The comparator group consisted of 750 randomly selected Icelanders. The researchers also compared users and non-users of CPAP treatment within the individuals diagnosed with sleep apnea.

Overall, as one might expect, the quality of life (measured by the SF-12 questionnaire) of untreated individuals with OSA was markedly worse that of the general population, even when matched for age, body mass index, gender, smoking, diabetes, hypertension and cardiovascular disease.

Surprisingly, however, despite a positive trend towards improvement in physical quality of life from baseline to follow-up in users and the most obese individuals, there were no significant overall differences between full and non-users.

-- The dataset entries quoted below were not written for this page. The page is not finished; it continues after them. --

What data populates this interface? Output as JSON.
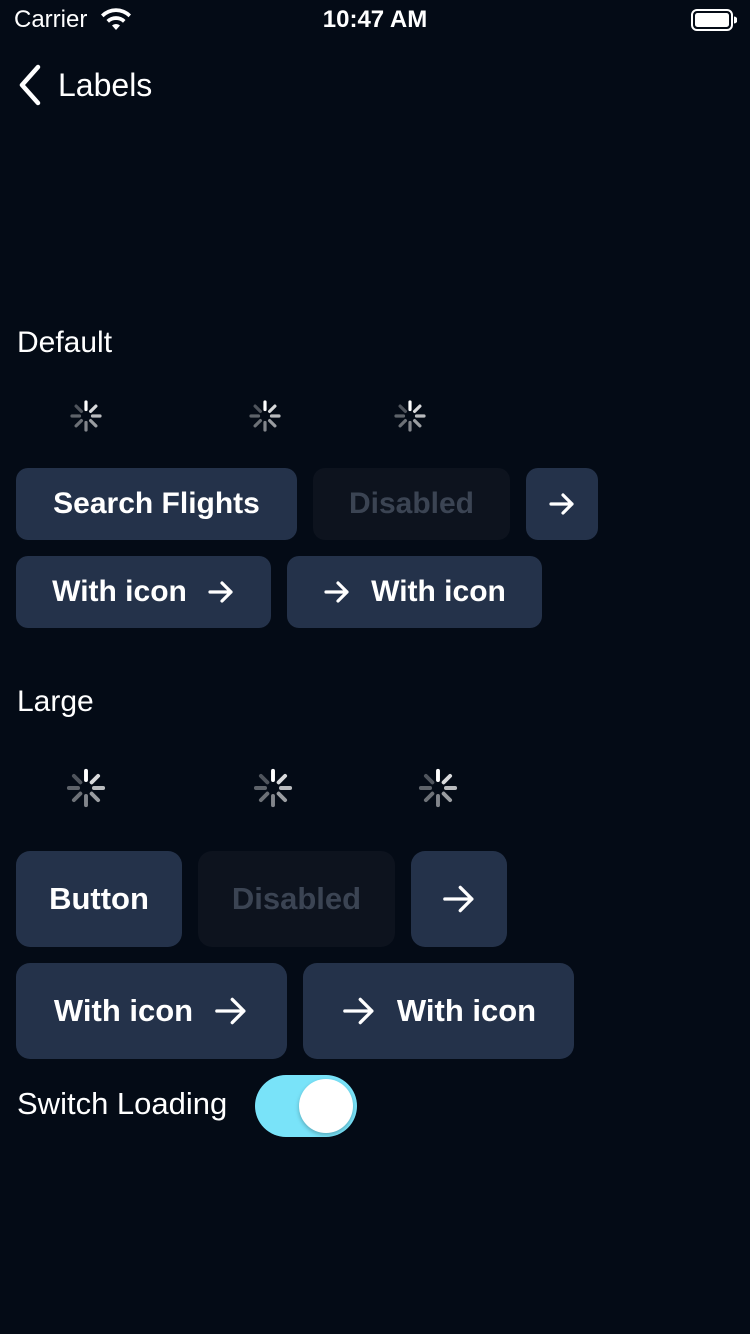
{
  "status_bar": {
    "carrier": "Carrier",
    "time": "10:47 AM",
    "wifi_icon": "wifi-icon",
    "battery_icon": "battery-icon"
  },
  "nav": {
    "back_icon": "chevron-left-icon",
    "title": "Labels"
  },
  "sections": {
    "default": {
      "title": "Default",
      "buttons": {
        "search": "Search Flights",
        "disabled": "Disabled",
        "arrow_only_icon": "arrow-right-icon",
        "icon_trailing": "With icon",
        "icon_leading": "With icon"
      }
    },
    "large": {
      "title": "Large",
      "buttons": {
        "button": "Button",
        "disabled": "Disabled",
        "arrow_only_icon": "arrow-right-icon",
        "icon_trailing": "With icon",
        "icon_leading": "With icon"
      }
    }
  },
  "switch": {
    "label": "Switch Loading",
    "on": true
  },
  "colors": {
    "background": "#040b16",
    "button": "#24324a",
    "button_disabled": "#0d131e",
    "disabled_text": "#3b4453",
    "switch_on": "#79e3f9"
  }
}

This is particularly surprising as I have often seen dramatic changes in the quality of life and general well-being in patients with OSA, who started on CPAP treatment in my practice (but I guess anecdotes are always tempered by averages).

Based on their findings, the researchers conclude that the co-morbidities of obstructive sleep apnea, such as obesity, insomnia and daytime sleepiness (often not fully controlled by CPAP), appear to have a substantial effect on life qualities and may need to be taken into account and addressed with additional interventions.

The message here, I believe, is that despite its effectiveness for better control of breathing, simply putting patients on CPAP and hoping for the best may not be quite enough to improve the substantially reduced quality of life associated with this disorder.